Why geography compounds

Presence turns into a flywheel. Sit where the work is, and you capture interaction data at the source — continuously, as a byproduct of operations that were happening anyway. Better data trains better models; better models earn more deployments; more deployments capture more data. A competitor an ocean away cannot crawl that loop. To match it they have to show up in person — and by then you are a generation of data ahead.

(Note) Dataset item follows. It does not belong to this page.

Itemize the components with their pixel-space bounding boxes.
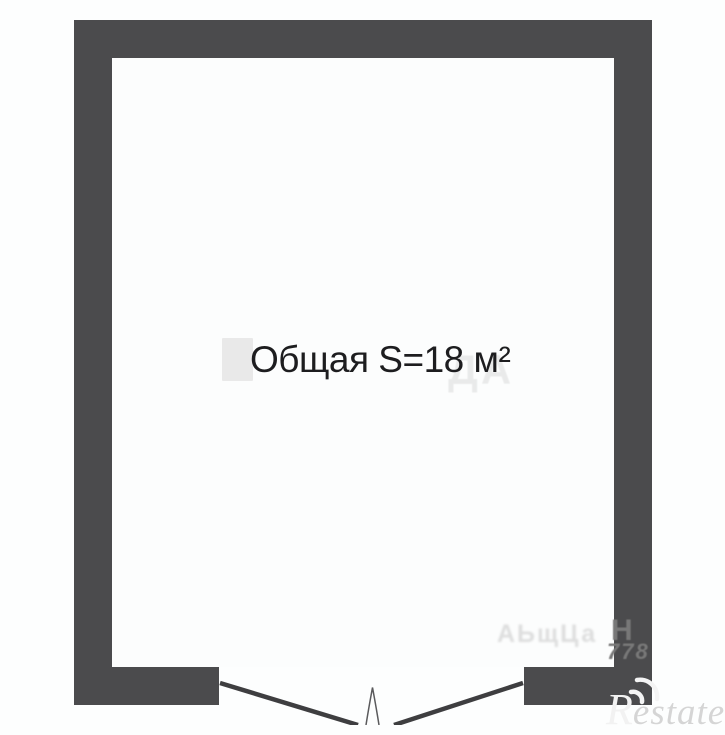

This reframes a story usually told about supply chains. The "China + 1" shift — factories spreading into Vietnam, India, and Mexico — is also a map of where physical-AI data will be born. The same density of hands-on work that made these places manufacturing hubs makes them the natural capture sites for the data that trains the next generation of machines. (It is, candidly, part of why building from Southeast Asia looks to me like an advantage rather than a handicap.) And the capital has started to notice:

$27.6B

Robotics & physical-AI VC, 2025 · 2× the prior year

$2.4B → $11B

Physical Intelligence's valuation, ~16 months

74%

of 2024 robot installations, in Asia

The money is betting the bottleneck is solvable.⁸⁹

What would make me wrong

The strongest counter to all of this is synthetic data. If world models get good enough, you don't record the factory floor — you generate it. NVIDIA's Cosmos 3 already produces action data and rare-event scenes on demand, precisely to cut how much real-world capture you need.⁵ Push that far enough and geography stops mattering: you manufacture reality in a data center, anywhere.

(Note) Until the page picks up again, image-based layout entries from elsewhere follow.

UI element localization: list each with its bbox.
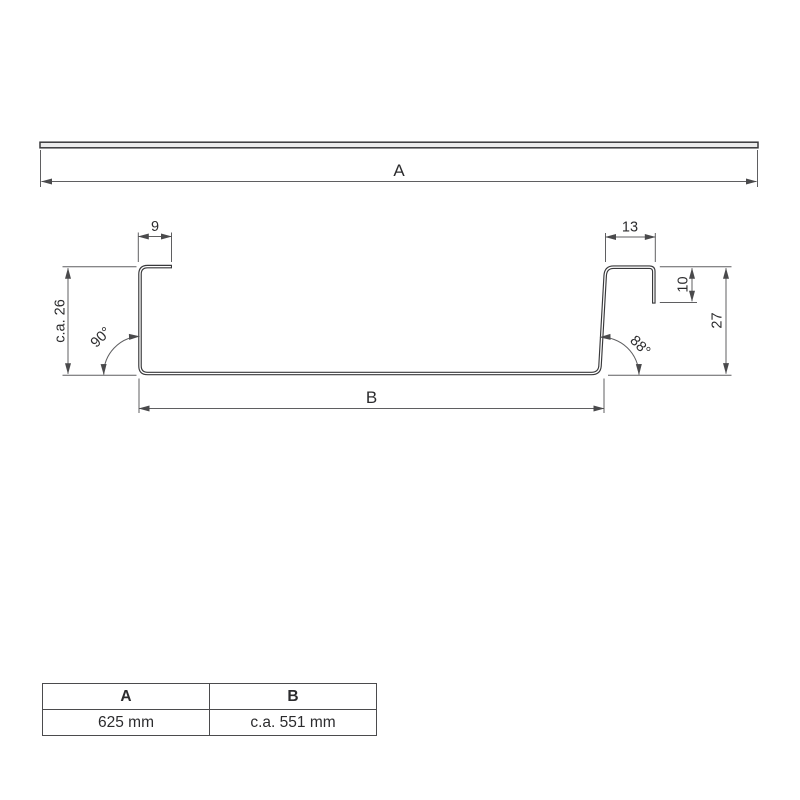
angle-90-arc xyxy=(104,336,140,374)
angle-90-label: 90° xyxy=(88,324,115,351)
dim-10-label: 10 xyxy=(676,276,692,292)
angle-right: 88° xyxy=(600,333,653,375)
table-header-b: B xyxy=(210,684,377,710)
dimension-a: A xyxy=(41,150,758,187)
table-header-row: A B xyxy=(43,684,377,710)
bent-profile xyxy=(140,267,654,374)
dimension-table: A B 625 mm c.a. 551 mm xyxy=(42,683,377,736)
table-row: 625 mm c.a. 551 mm xyxy=(43,710,377,736)
profile-technical-drawing: A 9 13 c.a. 26 xyxy=(0,0,800,800)
dim-13-label: 13 xyxy=(622,220,638,236)
profile-sheet-outline xyxy=(140,267,654,374)
dimension-right-lip: 13 xyxy=(606,220,656,263)
dimension-b: B xyxy=(139,379,604,414)
dim-27-label: 27 xyxy=(710,312,726,328)
table-value-b: c.a. 551 mm xyxy=(210,710,377,736)
flat-sheet xyxy=(40,142,758,148)
dim-b-label: B xyxy=(366,388,377,407)
dimension-right-height: 27 xyxy=(608,268,732,375)
drawing-page: A 9 13 c.a. 26 xyxy=(0,0,800,800)
table-value-a: 625 mm xyxy=(43,710,210,736)
dim-a-label: A xyxy=(393,161,405,180)
dimension-right-lip-depth: 10 xyxy=(660,267,732,303)
dimension-left-lip: 9 xyxy=(138,219,171,262)
table-header-a: A xyxy=(43,684,210,710)
dim-9-label: 9 xyxy=(151,219,159,235)
dim-26-label: c.a. 26 xyxy=(53,299,69,343)
angle-left: 90° xyxy=(88,324,140,374)
profile-sheet-core xyxy=(140,267,654,374)
angle-88-label: 88° xyxy=(626,333,653,360)
flat-sheet-strip xyxy=(40,142,758,148)
dimension-left-height: c.a. 26 xyxy=(53,267,137,375)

I don't think it gets there alone — at least not soon. Synthetic data still has to be grounded in, and validated against, the real thing, and the sim-to-real gap is widest exactly where the value is highest: dexterous, contact-rich, gloriously messy real environments that are the hardest to fake. Real capture stays the scarce, grounding input — and its geography holds. The honest caveats cut the other way, too: if capture migrates from factories to consumer wearables, everywhere becomes a capture site and the edge diffuses; and the labor questions from the last data boom were ugly enough that the next one deserves to be built better. But the central bet stands.

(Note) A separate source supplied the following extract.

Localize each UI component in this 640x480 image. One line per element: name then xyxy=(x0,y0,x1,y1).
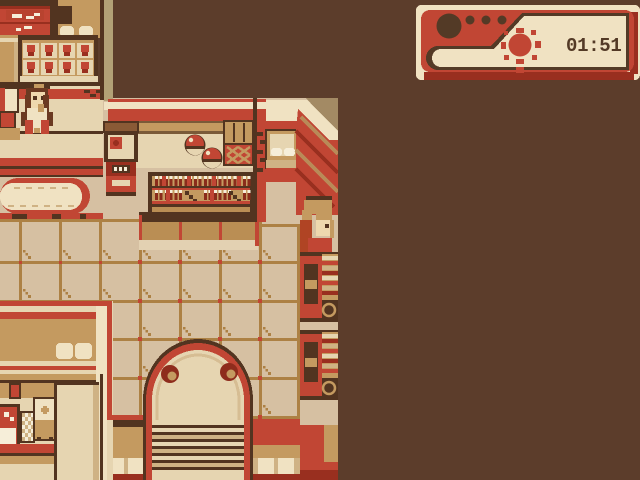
svg-text:01:51: 01:51 xyxy=(566,35,622,57)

For thirty years the center of gravity in computing was wherever the data was — and the data was the internet, which belonged to no one and everyone. The next dataset is being recorded right now, by hand, in the places where the physical world actually gets work done. The winners in physical AI will be defined not only by their models and their GPUs, but by where they stand when the recording happens. That map is being drawn now, and it does not look like the internet's.

Notes

The framing that the real competition is "between data infrastructures": Michael Zhang, "Physical AI's Next Bottleneck Is Not Scale — But Data Infrastructure," Medium, 2026.
Teleoperation data economics — roughly 10–100 operator-hours per task variant, with ~10× dataset scaling running into the millions: IBM, "The data gap that's holding back robotics," plus industry estimates.
Apple EgoDex — large-scale egocentric video dataset with 3D hand and finger tracking, released May 2025, as a passively scalable source of human-demonstration data.
Open X-Embodiment — a cross-embodiment robotics dataset assembled by 60+ labs across 22 robot types; pooled, heterogeneous data transfers better to new hardware.
NVIDIA Cosmos 3 (June 2026) — open physical-AI world-foundation model trained on ~20T multimodal tokens; generates action data (joint angles, gripper positions, trajectories) and photoreal scenes to reduce the sim-to-real gap. NVIDIA; Axios.
IFR, World Robotics 2025 — Asia took 74% of 2024 industrial-robot installations; China 54% (≈295,000 units) on an operational stock above 2 million; South Korea highest density at 1,220 robots per 10,000 employees.
Reporting on AI data-labeling, RLHF, and moderation work concentrated in the Global South (Kenya, the Philippines, India) via firms such as Scale AI, Sama, and iMerit, 2023–2025.
Physical Intelligence funding: $70M seed (Mar 2024) → $400M Series A at $2.4B (Nov 2024) → $600M Series B at $5.6B (Nov 2025) → ~$1B at >$11B (in talks, Mar 2026). Bloomberg; TechCrunch; Sacra.
Robotics & physical-AI venture funding ≈ $27.6B in 2025, more than double 2024's $13.7B. PitchBook, Q4 2025 Robotics & Physical AI VC Trends.